Z. M. sentia que a vida lhe fugia por
entre os dedos. Na sua humildade esquecia que ela mesma era fonte de
vida e de criação. Então saía pouco, não aceitava convites. Não
era mulher de perceber quando um homem estava interessado nela a
menos que ele o dissesse – então se surpreendia e aceitava.
De tarde – era primavera, primeiro dia
de primavera – foi visitar uma amiga que a pôs em brios. Como
então ela, uma mulher feita, era tão humilde? como é que não
percebia que vários homens a queriam? como não percebia que devia,
dentro de sua própria dignidade, ter um caso de amor? Disse ainda
que a vira entrar numa sala onde todos eram conhecidos. E por acaso
nenhum dos presentes chegava a seus pés. E no entanto entrou tímida
como ausente, como uma corça de cabeça baixa. “Você precisa
andar de cabeça levantada, você tem que sofrer porque você é
diferente, cosmicamente diferente, então aceite que você não pode
ter a vida burguesa, e entre numa sala com a cabeça levantada.”
“Mas entrar sozinha numa sala cheia de gente?” “Exatamente.
Você não precisa de companhia para ir, você mesma é bastante.”
Lembrou-se que no fim da tarde havia uma
espécie de coquetel para os professores primários, em férias.
Lembrou-se da atitude nova que desejava, não combinou a ida com
nenhum professor ou professora – arriscar-se-ia toda só. Vestiu um
vestido mais ou menos novo, mas a coragem não vinha. Então – só
o entendeu depois – pintou demais os olhos e demais a boca até que
seu rosto parecia uma máscara: ela estava pondo sobre si mesma
alguém outro: esse alguém era fantasticamente desinibido, era
vaidoso, tinha orgulho de si mesmo. Esse alguém era exatamente o que
ela não era. Mas na hora de sair de casa, fraquejou: não estaria
exigindo demais de si mesma? Toda vestida, com uma máscara de
pintura no rosto – ah persona, como não te usar e enfim
ser! –, sem coragem, sentou-se na poltrona de sua sala tão
conhecida e seu coração pedia para ela não ir. Parecia que previa
que ia se machucar muito e ela não era masoquista. Enfim apagou o
cigarro-de-coragem, levantou-se e foi.
Pareceu-lhe que as torturas de uma pessoa
tímida jamais foram completamente descritas. No táxi que rolava ela
morria um pouco.
E ei-la de repente diante de um salão
enorme com talvez muitas pessoas, mas pareciam poucas dentro do
descomunal espaço onde se processava como um ritual moderno o
coquetel.
Quanto tempo suportou de cabeça
falsamente erguida? A máscara a incomodava, ela sabia ainda por cima
que era mais bonita sem pintura. Mas sem pintura seria a nudez da
alma. E ela não podia se arriscar nem se dar esse luxo.

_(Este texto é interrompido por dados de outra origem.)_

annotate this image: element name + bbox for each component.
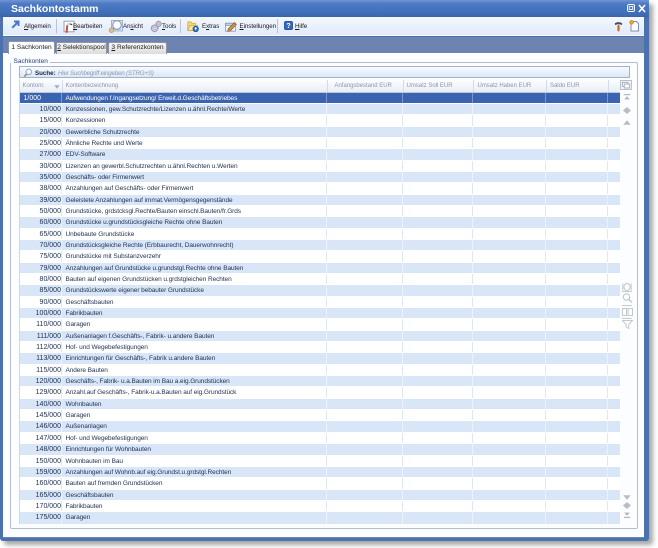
- svg-text:?: ?: [286, 23, 290, 30]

Falava sorrindo com um, falava sorrindo
com outro. Mas como em todos os coquetéis, nesse era impossível a
conversa e quando ela viu estava de novo sozinha.
Viu um homem que tinha sido seu amante. E
ela pensou: por mais amor que este homem tenha recebido, fui eu que
lhe dei toda a minha alma e todo o meu corpo. Os dois se olharam,
perscrutaram-se, ele com certeza espantado com a máscara de pintura.
Não soube o que fazer senão perguntar-lhe se ele era seu amigo, se
podia ser. Ele disse que sim, para sempre.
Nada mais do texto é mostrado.